3 stairs. In March 1991, the suit was settled, with the city paying the Kopelevs a total of $120,000 for a release of all claims. Mrs. Kopelev testified in the arbitration that they used the money only to make repairs to the front of the house, and that work on the back of the house, including construction of the new observation deck and stairs, was completed by the city “at least three years” before the 1991 settlement. The property currently has an observation deck, and the stairs leading up to it are located, in part, where a retaining wall used to stand. The arbitrator found that there was no verifiable date when the existing observation deck and stairs were built. Mrs. Kopelev testified that the deck and stairs were built at “the end of 1987” or “between 1988 and probably 1989 and 1990” but before the lawsuit against the city settled. She said that the deck and stairs were built by the city. She did not investigate whether the deck and stairs were built to code or were permitted. Dr. Kopelev testified that the observation deck was built “at least a couple of years” before the stairs. He said that the city built the deck but not the staircase. City records did not contain any permits for construction of the deck and stairs or removal of part of the retaining wall. An expert retained by the Wongs, using aerial photographs, opined that the deck and stairs were built in either 1992 or 1993. Mrs. Wong testified that she asked Mrs. Kopelev in November 2006 who built the deck and staircase, and Mrs. Kopelev told her that the Kopelevs had them built 15 to 17 years prior and no permit was required because they merely “improved” the property. The Kopelevs decided to sell the house in 2004. According to Mrs. Kopelev, they originally listed the house for $1,795,000, relying on Mrs. Kopelev’s experience as a real estate professional and investor, as well as comparable sales in the area. After switching agents, they reduced the listing price. The agent testified that the house was in very good condition when it was listed. Mrs. Wong was attracted by the property’s observation deck, location, and ocean view, and she thought it would be good for entertaining. The Wongs executed a residential purchase agreement in July 2004 to purchase the property for $1,408,000. The Kopelevs counter-offered, and the parties eventually agreed on a price.

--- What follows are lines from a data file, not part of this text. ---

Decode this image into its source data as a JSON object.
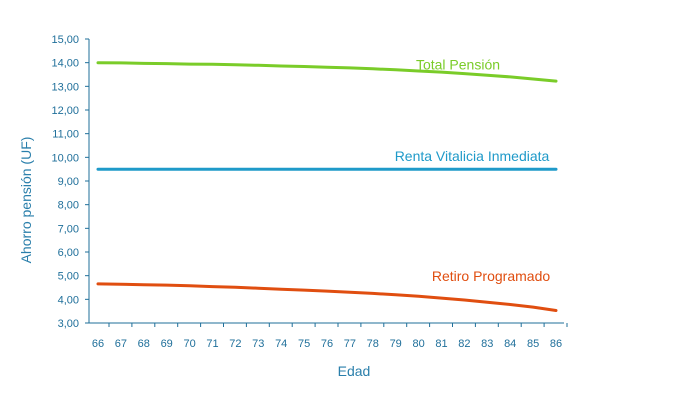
{
  "chart_data": {
    "type": "line",
    "xlabel": "Edad",
    "ylabel": "Ahorro pensión (UF)",
    "ylim": [
      3,
      15
    ],
    "yticks": [
      "3,00",
      "4,00",
      "5,00",
      "6,00",
      "7,00",
      "8,00",
      "9,00",
      "10,00",
      "11,00",
      "12,00",
      "13,00",
      "14,00",
      "15,00"
    ],
    "x": [
      66,
      67,
      68,
      69,
      70,
      71,
      72,
      73,
      74,
      75,
      76,
      77,
      78,
      79,
      80,
      81,
      82,
      83,
      84,
      85,
      86
    ],
    "xticks": [
      "66",
      "67",
      "68",
      "69",
      "70",
      "71",
      "72",
      "73",
      "74",
      "75",
      "76",
      "77",
      "78",
      "79",
      "80",
      "81",
      "82",
      "83",
      "84",
      "85",
      "86"
    ],
    "grid": false,
    "series": [
      {
        "name": "Total Pensión",
        "color": "#7acc29",
        "values": [
          14.0,
          13.99,
          13.97,
          13.96,
          13.94,
          13.93,
          13.91,
          13.89,
          13.86,
          13.84,
          13.81,
          13.78,
          13.74,
          13.7,
          13.65,
          13.6,
          13.54,
          13.47,
          13.4,
          13.31,
          13.22
        ]
      },
      {
        "name": "Renta Vitalicia Inmediata",
        "color": "#1f9ac9",
        "values": [
          9.5,
          9.5,
          9.5,
          9.5,
          9.5,
          9.5,
          9.5,
          9.5,
          9.5,
          9.5,
          9.5,
          9.5,
          9.5,
          9.5,
          9.5,
          9.5,
          9.5,
          9.5,
          9.5,
          9.5,
          9.5
        ]
      },
      {
        "name": "Retiro Programado",
        "color": "#e04e10",
        "values": [
          4.65,
          4.64,
          4.62,
          4.6,
          4.57,
          4.54,
          4.51,
          4.47,
          4.43,
          4.39,
          4.35,
          4.3,
          4.25,
          4.19,
          4.13,
          4.05,
          3.97,
          3.88,
          3.78,
          3.67,
          3.53
        ]
      }
    ]
  }
}
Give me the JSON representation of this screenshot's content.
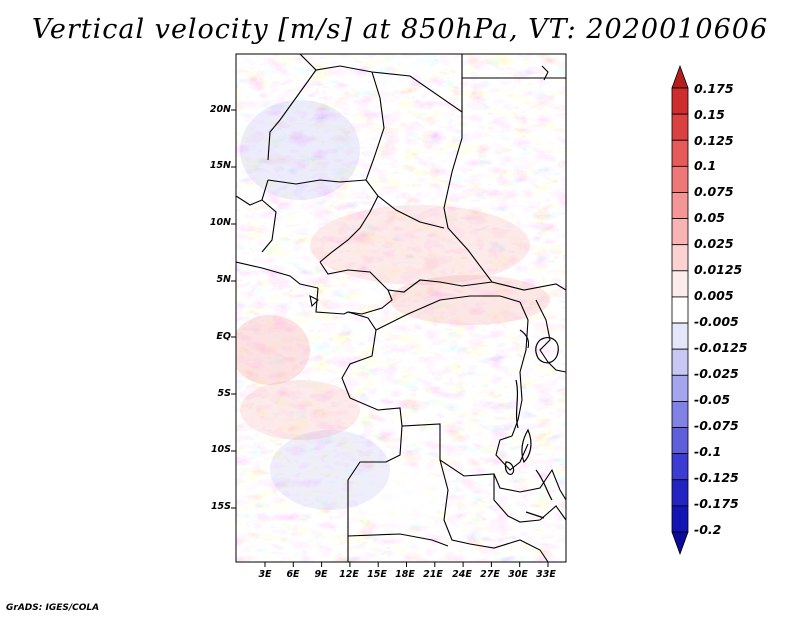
{
  "title": "Vertical velocity [m/s] at 850hPa, VT: 2020010606",
  "credit": "GrADS: IGES/COLA",
  "map": {
    "region": "Central Africa",
    "variable": "Vertical velocity",
    "units": "m/s",
    "level": "850hPa",
    "valid_time": "2020010606",
    "lat_labels": [
      "20N",
      "15N",
      "10N",
      "5N",
      "EQ",
      "5S",
      "10S",
      "15S"
    ],
    "lon_labels": [
      "3E",
      "6E",
      "9E",
      "12E",
      "15E",
      "18E",
      "21E",
      "24E",
      "27E",
      "30E",
      "33E"
    ]
  },
  "colorbar": {
    "labels": [
      "0.175",
      "0.15",
      "0.125",
      "0.1",
      "0.075",
      "0.05",
      "0.025",
      "0.0125",
      "0.005",
      "-0.005",
      "-0.0125",
      "-0.025",
      "-0.05",
      "-0.075",
      "-0.1",
      "-0.125",
      "-0.175",
      "-0.2"
    ],
    "colors": [
      "#b41e1e",
      "#cd2d2d",
      "#dc4141",
      "#e65a5a",
      "#ee7878",
      "#f49696",
      "#f8b4b4",
      "#fbd2d2",
      "#fdecec",
      "#ffffff",
      "#e6e6fa",
      "#c8c8f5",
      "#a5a5ee",
      "#8282e6",
      "#5f5fdc",
      "#3c3cd2",
      "#2323c3",
      "#1414b4",
      "#0a0a9b"
    ]
  }
}
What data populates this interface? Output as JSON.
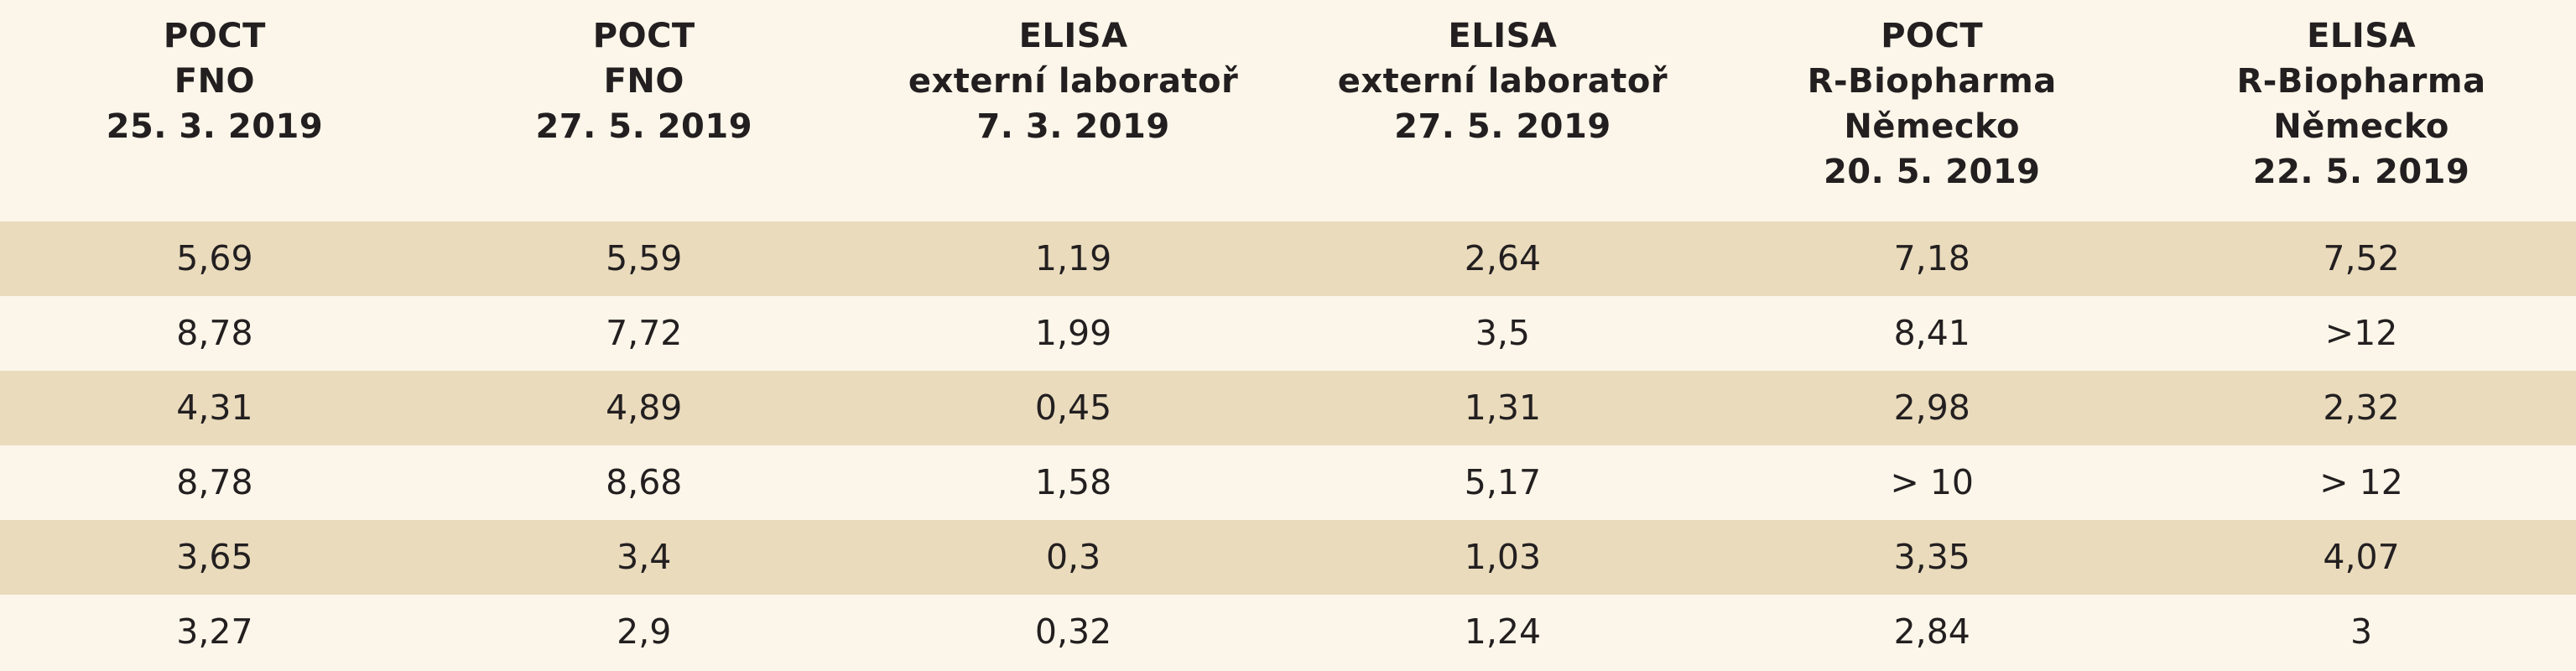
{
  "columns": [
    {
      "lines": [
        "POCT",
        "FNO",
        "25. 3. 2019"
      ]
    },
    {
      "lines": [
        "POCT",
        "FNO",
        "27. 5. 2019"
      ]
    },
    {
      "lines": [
        "ELISA",
        "externí laboratoř",
        "7. 3. 2019"
      ]
    },
    {
      "lines": [
        "ELISA",
        "externí laboratoř",
        "27. 5. 2019"
      ]
    },
    {
      "lines": [
        "POCT",
        "R-Biopharma",
        "Německo",
        "20. 5. 2019"
      ]
    },
    {
      "lines": [
        "ELISA",
        "R-Biopharma",
        "Německo",
        "22. 5. 2019"
      ]
    }
  ],
  "rows": [
    [
      "5,69",
      "5,59",
      "1,19",
      "2,64",
      "7,18",
      "7,52"
    ],
    [
      "8,78",
      "7,72",
      "1,99",
      "3,5",
      "8,41",
      ">12"
    ],
    [
      "4,31",
      "4,89",
      "0,45",
      "1,31",
      "2,98",
      "2,32"
    ],
    [
      "8,78",
      "8,68",
      "1,58",
      "5,17",
      "> 10",
      "> 12"
    ],
    [
      "3,65",
      "3,4",
      "0,3",
      "1,03",
      "3,35",
      "4,07"
    ],
    [
      "3,27",
      "2,9",
      "0,32",
      "1,24",
      "2,84",
      "3"
    ]
  ]
}
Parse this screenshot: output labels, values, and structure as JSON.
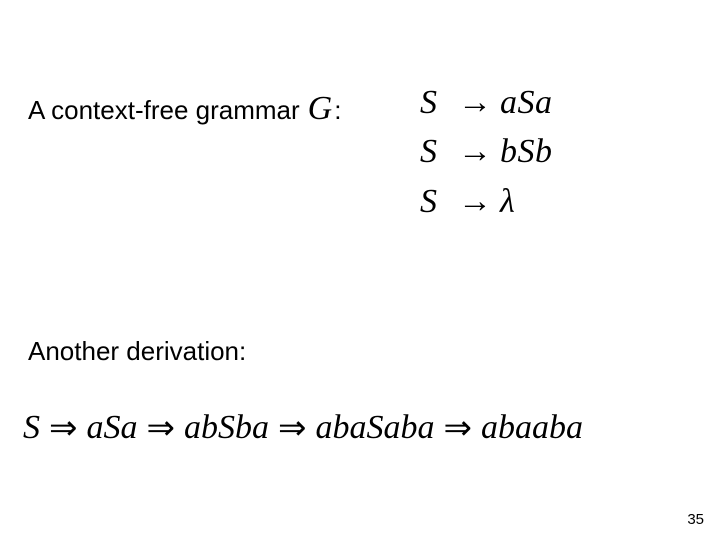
{
  "intro": {
    "text": "A context-free grammar",
    "symbol": "G",
    "colon": ":"
  },
  "rules": [
    {
      "lhs": "S",
      "arrow": "→",
      "rhs": "aSa"
    },
    {
      "lhs": "S",
      "arrow": "→",
      "rhs": "bSb"
    },
    {
      "lhs": "S",
      "arrow": "→",
      "rhs": "λ"
    }
  ],
  "another_label": "Another derivation:",
  "derivation": {
    "arrow": "⇒",
    "steps": [
      "S",
      "aSa",
      "abSba",
      "abaSaba",
      "abaaba"
    ]
  },
  "page_number": "35",
  "colors": {
    "background": "#ffffff",
    "text": "#000000"
  },
  "fonts": {
    "body": "Comic Sans MS",
    "math": "Times New Roman (italic)"
  }
}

4 The Kopelevs thereafter provided a real estate disclosure statement to the Wongs. Mrs. Kopelev, as a former licensed real estate broker, knew that the purpose of the disclosure statement was to inform the buyer of material information known by the seller at the time of sale. The disclosure statement read: “Buyers should have prof. inspection to satisfy themselves. Current owners lived here since 20 years ago and done remodeling then.